When working in the complex numbers, we need to remember that the rule $\sqrt{a} \sqrt{b} = \sqrt{a b}$ only works if $a$ and $b$ are not both negative.

We can change $\sqrt{- 10} = i \sqrt{10}$.

And then use

$\sqrt{- 10} \sqrt{- 40} = i \sqrt{10} \sqrt{- 40} = i \sqrt{- 400} = i \left(20 i\right) = - 20$.

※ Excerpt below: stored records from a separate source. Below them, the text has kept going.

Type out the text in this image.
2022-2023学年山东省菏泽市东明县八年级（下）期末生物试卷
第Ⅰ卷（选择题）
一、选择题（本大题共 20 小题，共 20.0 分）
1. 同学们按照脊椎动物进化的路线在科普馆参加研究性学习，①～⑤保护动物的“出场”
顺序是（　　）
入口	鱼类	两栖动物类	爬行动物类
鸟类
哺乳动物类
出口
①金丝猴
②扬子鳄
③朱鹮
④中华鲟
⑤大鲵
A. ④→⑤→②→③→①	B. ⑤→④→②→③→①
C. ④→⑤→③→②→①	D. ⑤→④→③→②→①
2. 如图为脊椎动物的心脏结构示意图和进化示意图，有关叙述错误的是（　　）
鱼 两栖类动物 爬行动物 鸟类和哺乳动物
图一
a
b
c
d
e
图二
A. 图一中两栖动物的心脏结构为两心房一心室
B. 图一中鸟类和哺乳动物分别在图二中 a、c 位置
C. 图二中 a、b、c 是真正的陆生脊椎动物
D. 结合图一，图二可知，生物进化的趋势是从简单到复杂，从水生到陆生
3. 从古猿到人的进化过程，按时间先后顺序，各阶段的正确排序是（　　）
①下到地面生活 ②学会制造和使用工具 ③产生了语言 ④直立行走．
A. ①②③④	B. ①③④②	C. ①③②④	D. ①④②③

Or we can also rewrite $\sqrt{- 40} = i \sqrt{40}$, so we have:

$\sqrt{- 10} \sqrt{- 40} = i \sqrt{10} i \sqrt{40} = {i}^{2} \sqrt{400} = - 20$.

Jun 13, 2015

$\sqrt{- 10} \cdot \sqrt{- 40} = \pm 20$

#### Explanation:

$\sqrt{- 10} \cdot \sqrt{- 40} = \left(\pm i \sqrt{10}\right) \cdot \left(\pm i \sqrt{40}\right)$

$= \pm {i}^{2} \sqrt{10} \cdot \sqrt{40} = \pm \sqrt{10 \cdot 40} = \pm \sqrt{400} = \pm 20$

The problem here is that $\sqrt{- 10}$ and $\sqrt{- 40}$ are not uniquely defined since $\sqrt{- 1}$ is not uniquely defined.

If $a \in \mathbb{R}$ and $a > 0$ then $\sqrt{a}$ denotes the positive square root of $a$. It has another square root, viz $- \sqrt{a}$.

if $a < 0$ then $a$ has two pure imaginary square roots which you could call $\pm i \sqrt{- a}$.

From the perspective of $\mathbb{R}$, the number $i$ which we call the square root of $- 1$ is indistiguishable from $- i$. We cannot pick one of $i$ or $- i$ as $\sqrt{- 1}$ by saying we want the positive one.